Indicazioni operative valutazione rischio rumore

Pubblicato il 05 Settembre 2014

Indicazioni operative valutazione rischio rumore

Indicazioni operative valutazione rischio rumore

 

Indicazioni operative valutazione rischio rumore

Il Coordinamento Tecnico per la sicurezza nei luoghi di lavoro delle Regioni e delle Province autonome in collaborazione con INAIL e ISPESL ha aggiornato il documento contenente le indicazioni operative alla valutazione dei rischi da agenti fisici nei luoghi di lavoro allo scopo di semplificare ed esemplificare le modalità operative.

Tra le molteplici indicazioni pratiche contenute nel documento, si trovano le modalità di presentazione dei risultati della valutazione di rischio da esposizione a rumore. Utile sia per le aziende che per i valutatori sono i contenuti minimi che devono essere presenti nella Relazione Tecnica.

Nel caso di valutazione con misurazioni strumentali, la Relazione dovrà indicare:

  • Premessa (ditta, date, personale qualificato, eventuale strumentazione, ecc.)
  • Layout (piantina e nomenclatura: produzione, macchine, mansioni, ecc.)
  • Descrizione del ciclo di lavoro
  • Valutazione della presenza di condizioni di rischio indicate all’art.190, comma 1 (rumori impulsivi, ototossici, vibrazioni, ecc.)
  • Indicazione delle condizioni espositive (sorgenti e tempi di esposizione)
  • Risultati delle misurazioni di rumore (LAeq, LCeq, LCpicco)
  • Calcolo dei LEX (giornalieri o settimanali)
  • Valutazione dell’efficienza e dell’efficacia dei DPI
  • Proposte concrete per la riduzione del rischio
  • Valutazione del rispetto dei Valori Limite
  • Conclusioni (quadro sinottico del rischio con i dati acustici di LEX e LCpicco degli esposti ad oltre 80 dB(A) o 135 dB(C), con indicate le condizioni di rischio in riferimento all’art.190, comma 1)
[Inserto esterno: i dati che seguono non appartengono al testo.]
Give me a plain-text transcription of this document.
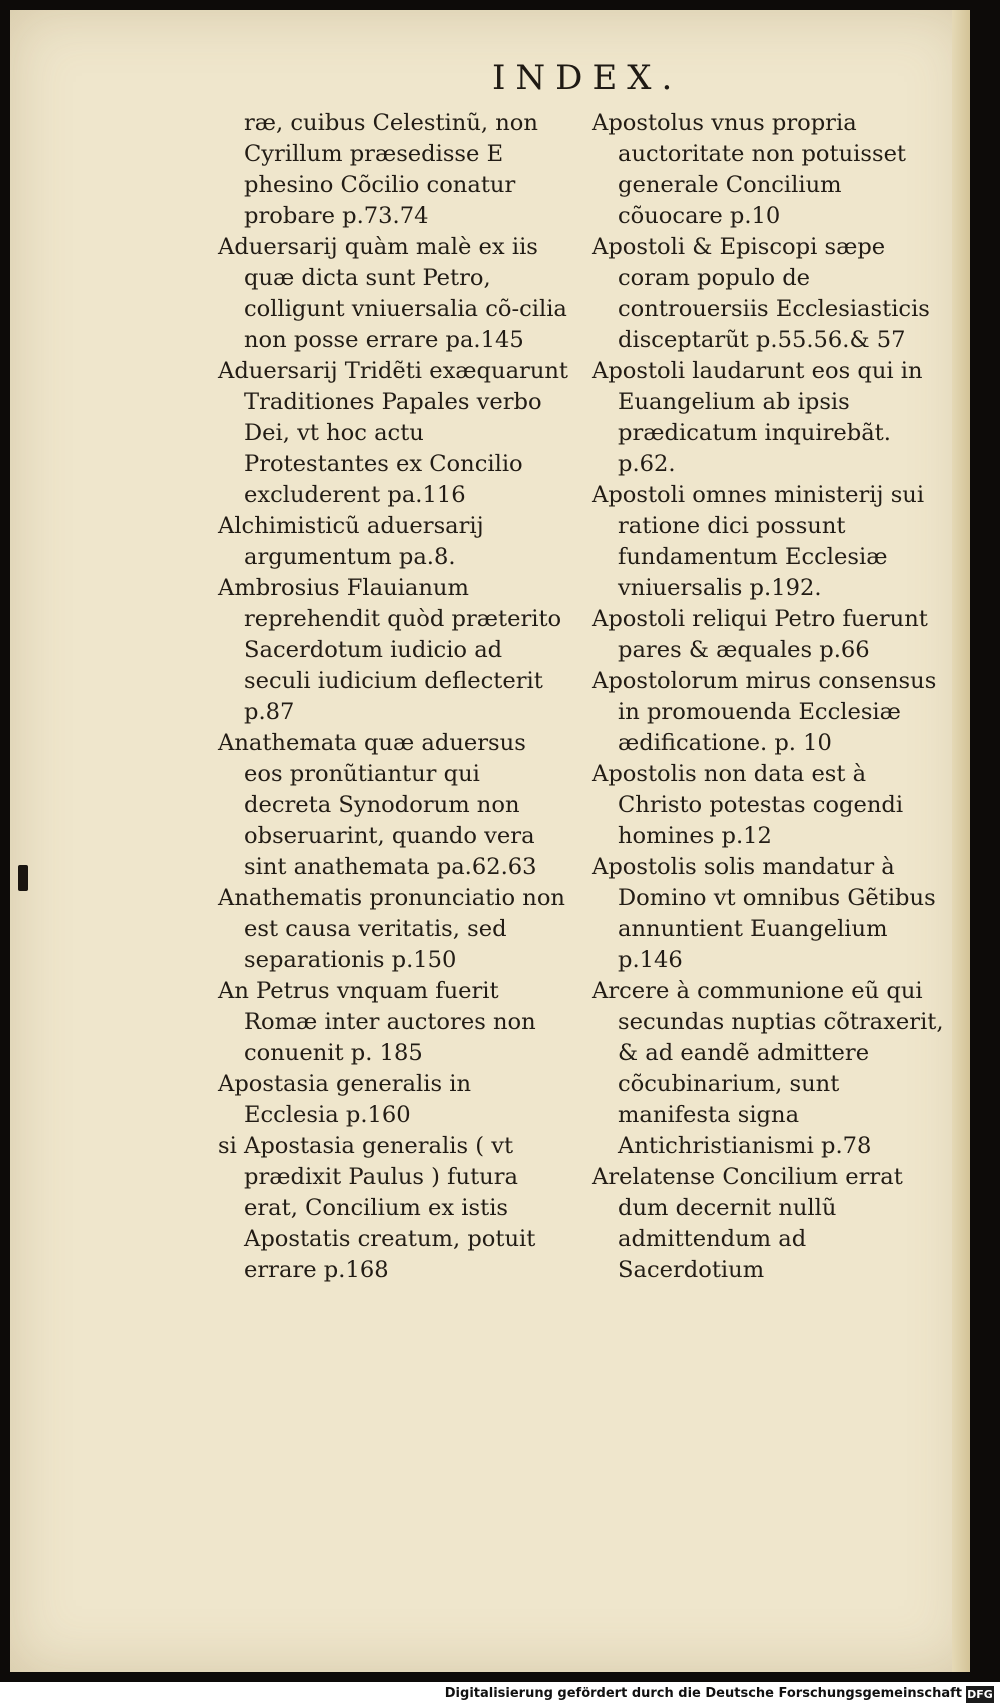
INDEX.
ræ, cuibus Celestinũ, non Cyrillum præsedisse E phesino Cõcilio conatur probare p.73.74
Aduersarij quàm malè ex iis quæ dicta sunt Petro, colligunt vniuersalia cõ-cilia non posse errare pa.145
Aduersarij Tridẽti exæquarunt Traditiones Papales verbo Dei, vt hoc actu Protestantes ex Concilio excluderent pa.116
Alchimisticũ aduersarij argumentum pa.8.
Ambrosius Flauianum reprehendit quòd præterito Sacerdotum iudicio ad seculi iudicium deflecterit p.87
Anathemata quæ aduersus eos pronũtiantur qui decreta Synodorum non obseruarint, quando vera sint anathemata pa.62.63
Anathematis pronunciatio non est causa veritatis, sed separationis p.150
An Petrus vnquam fuerit Romæ inter auctores non conuenit p. 185
Apostasia generalis in Ecclesia p.160
si Apostasia generalis ( vt prædixit Paulus ) futura erat, Concilium ex istis Apostatis creatum, potuit errare p.168
Apostolus vnus propria auctoritate non potuisset generale Concilium cõuocare p.10
Apostoli & Episcopi sæpe coram populo de controuersiis Ecclesiasticis disceptarũt p.55.56.& 57
Apostoli laudarunt eos qui in Euangelium ab ipsis prædicatum inquirebãt. p.62.
Apostoli omnes ministerij sui ratione dici possunt fundamentum Ecclesiæ vniuersalis p.192.
Apostoli reliqui Petro fuerunt pares & æquales p.66
Apostolorum mirus consensus in promouenda Ecclesiæ ædificatione. p. 10
Apostolis non data est à Christo potestas cogendi homines p.12
Apostolis solis mandatur à Domino vt omnibus Gẽtibus annuntient Euangelium p.146
Arcere à communione eũ qui secundas nuptias cõtraxerit, & ad eandẽ admittere cõcubinarium, sunt manifesta signa Antichristianismi p.78
Arelatense Concilium errat dum decernit nullũ admittendum ad Sacerdotium
Digitalisierung gefördert durch die Deutsche Forschungsgemeinschaft DFG
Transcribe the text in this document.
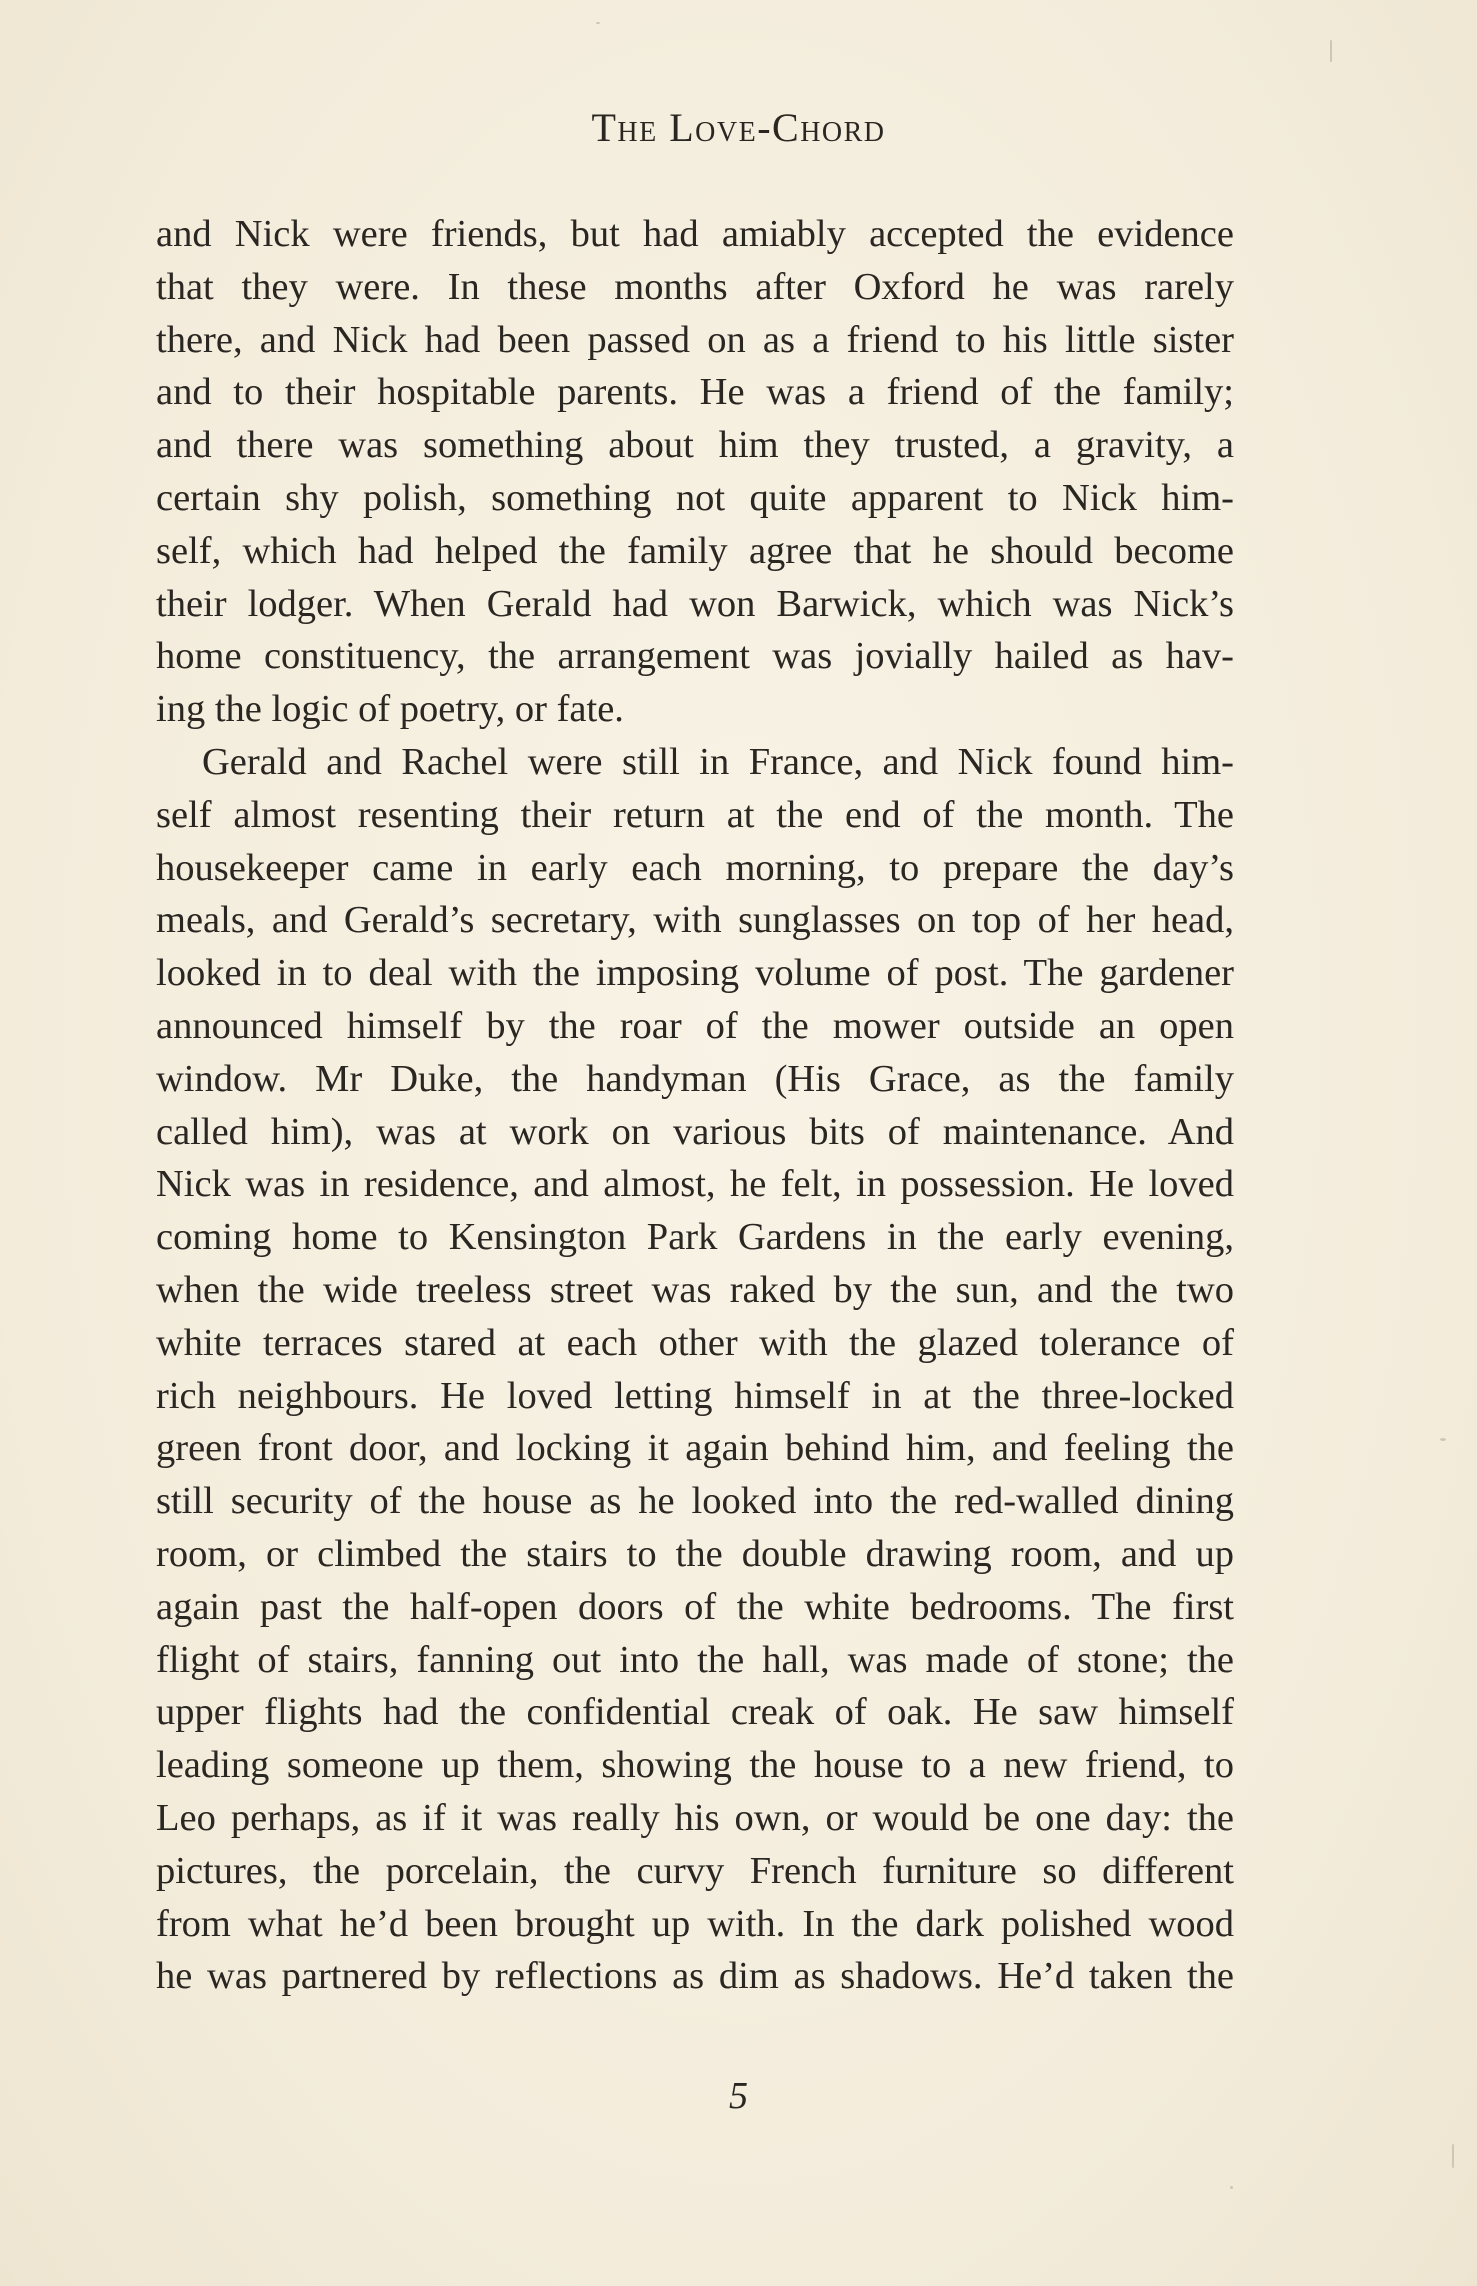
The Love-Chord
and Nick were friends, but had amiably accepted the evidence
that they were. In these months after Oxford he was rarely
there, and Nick had been passed on as a friend to his little sister
and to their hospitable parents. He was a friend of the family;
and there was something about him they trusted, a gravity, a
certain shy polish, something not quite apparent to Nick him-
self, which had helped the family agree that he should become
their lodger. When Gerald had won Barwick, which was Nick’s
home constituency, the arrangement was jovially hailed as hav-
ing the logic of poetry, or fate.
Gerald and Rachel were still in France, and Nick found him-
self almost resenting their return at the end of the month. The
housekeeper came in early each morning, to prepare the day’s
meals, and Gerald’s secretary, with sunglasses on top of her head,
looked in to deal with the imposing volume of post. The gardener
announced himself by the roar of the mower outside an open
window. Mr Duke, the handyman (His Grace, as the family
called him), was at work on various bits of maintenance. And
Nick was in residence, and almost, he felt, in possession. He loved
coming home to Kensington Park Gardens in the early evening,
when the wide treeless street was raked by the sun, and the two
white terraces stared at each other with the glazed tolerance of
rich neighbours. He loved letting himself in at the three-locked
green front door, and locking it again behind him, and feeling the
still security of the house as he looked into the red-walled dining
room, or climbed the stairs to the double drawing room, and up
again past the half-open doors of the white bedrooms. The first
flight of stairs, fanning out into the hall, was made of stone; the
upper flights had the confidential creak of oak. He saw himself
leading someone up them, showing the house to a new friend, to
Leo perhaps, as if it was really his own, or would be one day: the
pictures, the porcelain, the curvy French furniture so different
from what he’d been brought up with. In the dark polished wood
he was partnered by reflections as dim as shadows. He’d taken the
5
 Nel caso di valutazione senza misurazioni la Relazione Tecnica dovrà indicare:

  • Premessa (ditta, date, personale qualificato, banche dati, ecc.)
  • Layout (piantina e nomenclatura: produzione, macchine, mansioni, ecc.)
  • Valutazione della presenza delle condizioni di rischio indicate all’art.190, comma 1 (rumori impulsivi, ototossici, vibrazioni, ecc.)
  • Indicazione delle motivazioni che escludono il superamento dei valori di azione inferiori nella giornata/settimana/settimana ricorrente a massimo rischio.
  • Conclusioni con eventuali indicazioni specifiche per la riduzione del rischio.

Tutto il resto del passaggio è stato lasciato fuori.